NEDİR BİZİM RÜYALARIMIZ?

...

KIRLANGIÇ YUVASI / 139

NEDİR BİZİM RÜYALARIMIZ?

Amerikalılar, psikolojik şifrelerimizi gerçekten çözmüş. ABD Büyükelçisi Pearson’ın Ankara’ya veda konuşmasını dinledikten sonra iyice emin oldum buna.

Türkiye’ye Türkçe veda ederken söze "Merhaba dostlar" diye başladı Pearson. "Muhteşem ülkeniz için seve seve çalışın" cümlesinde şaşırtıcı değildi. Sıradan ve Türkiye insanının egosunu okşamaya yönelik bir dilek ve temenniydi bu cümle.

Hatırlarsınız, ABD Başkan Yardımcısı Dick Cheney için Ankara ziyareti öncesinde ABD Büyükelçiliği’nin hazırladığı bilgi notunda da "Türkler övülmekten hoşlanır" deniyordu. Cheney’ye, konuşmalarında "Türkiye çok güzel bir ülke" ve "Türkiye model bir ülke" demesi öneriliyordu.

Pearson’ın, "Muhteşem ülke" tanımlaması da bu türdendi kuşkusuz. Pearson, o notta Cheney’ye önerdiğini kendisi de hayata geçiriyordu.

Fakat Pearson’ın konuşmasında bir cümle vardı ki, farklıydı. Yabancılardan duymaya pek alışık olmadığımız nitelikte bir dilek içeriyordu bu cümle:

"Rüyalarınızdan asla vazgeçmeyin."

Acaba Pearson, hangi güzel rüyalarımızın varlığına tanık oldu da ondan vazgeçmememizi istedi? İşte burada bir sorun var!

Bir kere her ne kadar "Amerikan rüyası"ndan bahsedilse Amerika’nın rüyalar açısından fakirleştiğini biliyoruz. Amerikalılar’ın büyük çoğunluğu gece yatağa yattığında rüya göremiyor.

ABD’de yapılan bir araştırmada saptanmış bir gerçek bu. Aynı araştırma en zengin rüyalar ülkesini de belirlemiş; Vietnam. Bu ülkede yaşayan insanların çoğu gözlerini yumduğunda rüyalar âlemine dalıyormuş!

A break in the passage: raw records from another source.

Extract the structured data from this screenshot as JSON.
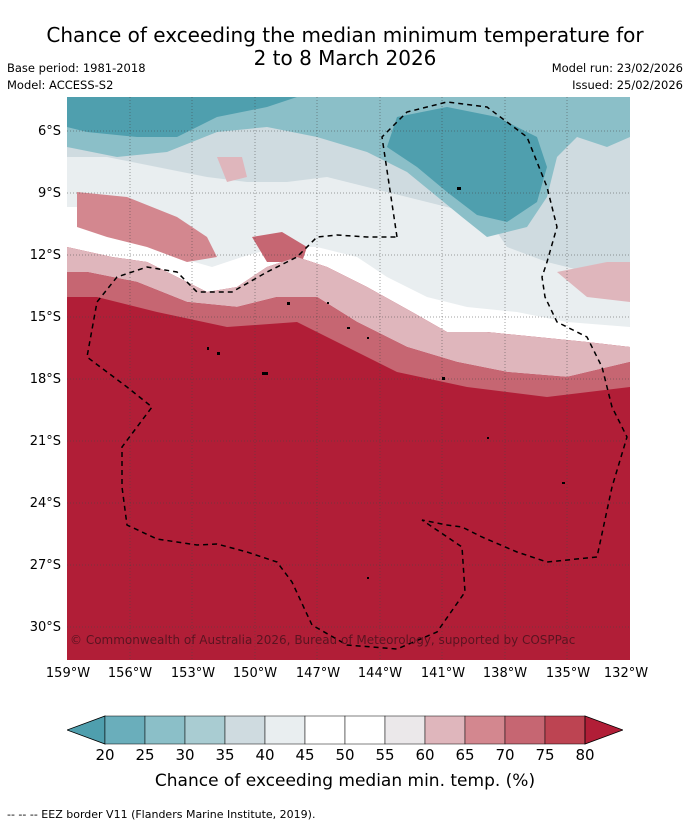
{
  "title_line1": "Chance of exceeding the median minimum temperature for",
  "title_line2": "2 to 8 March 2026",
  "base_period": "Base period: 1981-2018",
  "model": "Model: ACCESS-S2",
  "model_run": "Model run: 23/02/2026",
  "issued": "Issued: 25/02/2026",
  "lat_ticks": [
    "6°S",
    "9°S",
    "12°S",
    "15°S",
    "18°S",
    "21°S",
    "24°S",
    "27°S",
    "30°S"
  ],
  "lon_ticks": [
    "159°W",
    "156°W",
    "153°W",
    "150°W",
    "147°W",
    "144°W",
    "141°W",
    "138°W",
    "135°W",
    "132°W"
  ],
  "copyright": "© Commonwealth of Australia 2026, Bureau of Meteorology, supported by COSPPac",
  "colorbar": {
    "labels": [
      "20",
      "25",
      "30",
      "35",
      "40",
      "45",
      "50",
      "55",
      "60",
      "65",
      "70",
      "75",
      "80"
    ],
    "colors": [
      "#4f9fae",
      "#6aaebb",
      "#8bbfc8",
      "#a9ccd2",
      "#cfdbe0",
      "#e9eef0",
      "#ffffff",
      "#ffffff",
      "#ebe8ea",
      "#dfb6bc",
      "#d3878f",
      "#c66672",
      "#bd4452",
      "#b11e37"
    ],
    "title": "Chance of exceeding median min. temp. (%)"
  },
  "legend_text": "--  --  -- EEZ border V11 (Flanders Marine Institute, 2019)."
}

Bu araştırmada Türkiye’den söz edilmiyor. Ancak Türkiye’de de bu konuda giderek bir fakirleşme yaşandığını söyleyebiliriz. Baksanıza eskiden "rüya tabirleri" ile ilgili yazılar, kitapçıklar ortalıkta gezinirdi. Magazin eklerinde "rüya tabirleri"ne özel yerler ayrılırdı. Şimdi onların yerini "fal"lar aldı!

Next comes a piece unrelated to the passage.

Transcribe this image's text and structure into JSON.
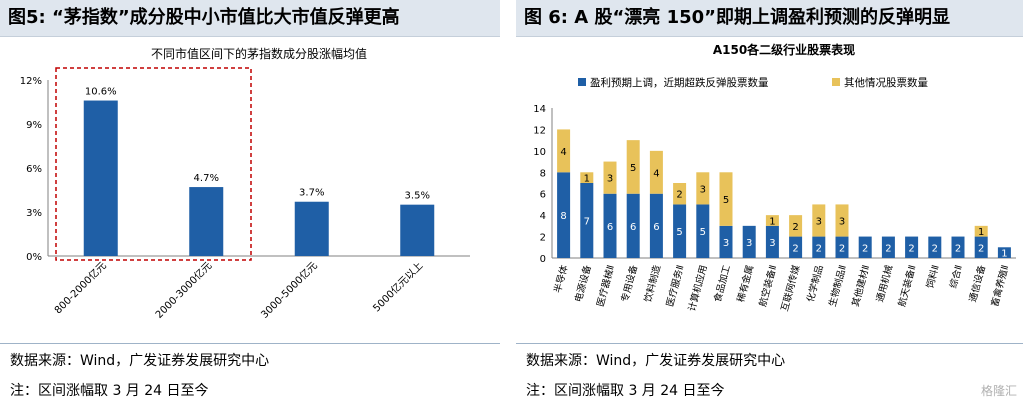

Herhalde Pearson, gece yatağa yattığımızda gördüğümüz rüyalardan değil de hayallerimizi kastediyordu "Rüyalarınızdan asla vazgeçmeyin" derken. Ama orada da bir problem var, hayallerimiz de fakirleşti. Bırakın yaşını başını almış, yaşam yükünü sırtlamış insanları. Çocuklarımız bile hayal kurmakta zorlanıyor.

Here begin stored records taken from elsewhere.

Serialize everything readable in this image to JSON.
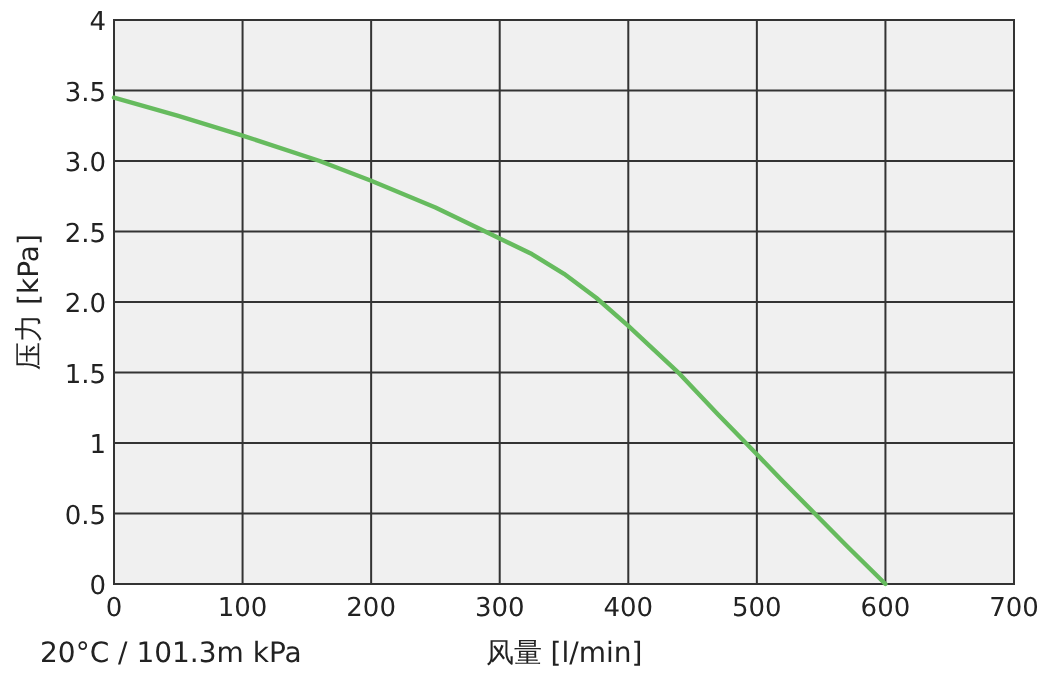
{
  "chart_data": {
    "type": "line",
    "xlabel": "风量 [l/min]",
    "ylabel": "压力 [kPa]",
    "annotations": [
      "20°C / 101.3m kPa"
    ],
    "x": [
      0,
      50,
      100,
      160,
      200,
      250,
      300,
      325,
      350,
      375,
      400,
      420,
      440,
      470,
      500,
      520,
      545,
      570,
      600
    ],
    "series": [
      {
        "color": "#66bb5e",
        "values": [
          3.45,
          3.32,
          3.18,
          3.0,
          2.86,
          2.67,
          2.45,
          2.34,
          2.2,
          2.03,
          1.83,
          1.66,
          1.49,
          1.2,
          0.92,
          0.73,
          0.5,
          0.27,
          0
        ]
      }
    ],
    "xlim": [
      0,
      700
    ],
    "xticks": [
      0,
      100,
      200,
      300,
      400,
      500,
      600,
      700
    ],
    "ylim": [
      0,
      4
    ],
    "yticks": [
      0,
      0.5,
      1,
      1.5,
      {
        "value": 2,
        "label": "2.0"
      },
      2.5,
      {
        "value": 3,
        "label": "3.0"
      },
      3.5,
      4
    ],
    "grid": true,
    "marker": "none",
    "line_style": "solid"
  }
}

Palu Kaymakamı İrfan Demiröz, bir süre önce ilçedeki okullarda bir anket yaptırmıştı. "Görünmez biri olsaydınız ne yapardınız?" diye soruluyordu ankette. 1061 öğrencinin yanıtları geldiğinde ilk şaşıran da kaymakam oldu.

Çocuklar hayal kurmayı unutmuştu! Hayal kurarken bile gerçekçi olmak, ayaklarını yere sağlam basmak zorunda hissediyorlardı kendilerini.

Ne yapsınlar? Bir yandan hayal dünyalarını besleyecek düş ürünü masallar yerine gerçekler zemininde yazılmış hikâye kitaplarıyla haşır neşir olan bu kuşak, bir yandan da daha minik yaşta bunca krize ve bunca felakete tanık oldu. Yaratıcılıklarının olumsuz etkilenmesi, hayal dünyalarının kararması kaçınılmazdı.

Bireyler olarak hayallerimiz karardı da ülke olarak hayallerimiz pek mi iyi durumda? Maalesef o noktada da çok iyi durumda değiliz. Cumhuriyet’in kurulduğu yıllarda "barış içinde yaşayıp çağdaş medeniyetler düzeyine ulaşmak " hayali vardı. Ülke olarak hayalimiz o gün bugündür hep aynı.

Galiba sorun şurada ki, bu hayale giderek yaklaştığımızı hissetmek yerine uzaklaştığımızı görmemiz. Sahile doğru bütün gücümüzle kulaç atıyoruz; deli dalgalar vurup geriye atıyor bizi. Öyle olunca da giderek zayıflıyor hayal gücümüz.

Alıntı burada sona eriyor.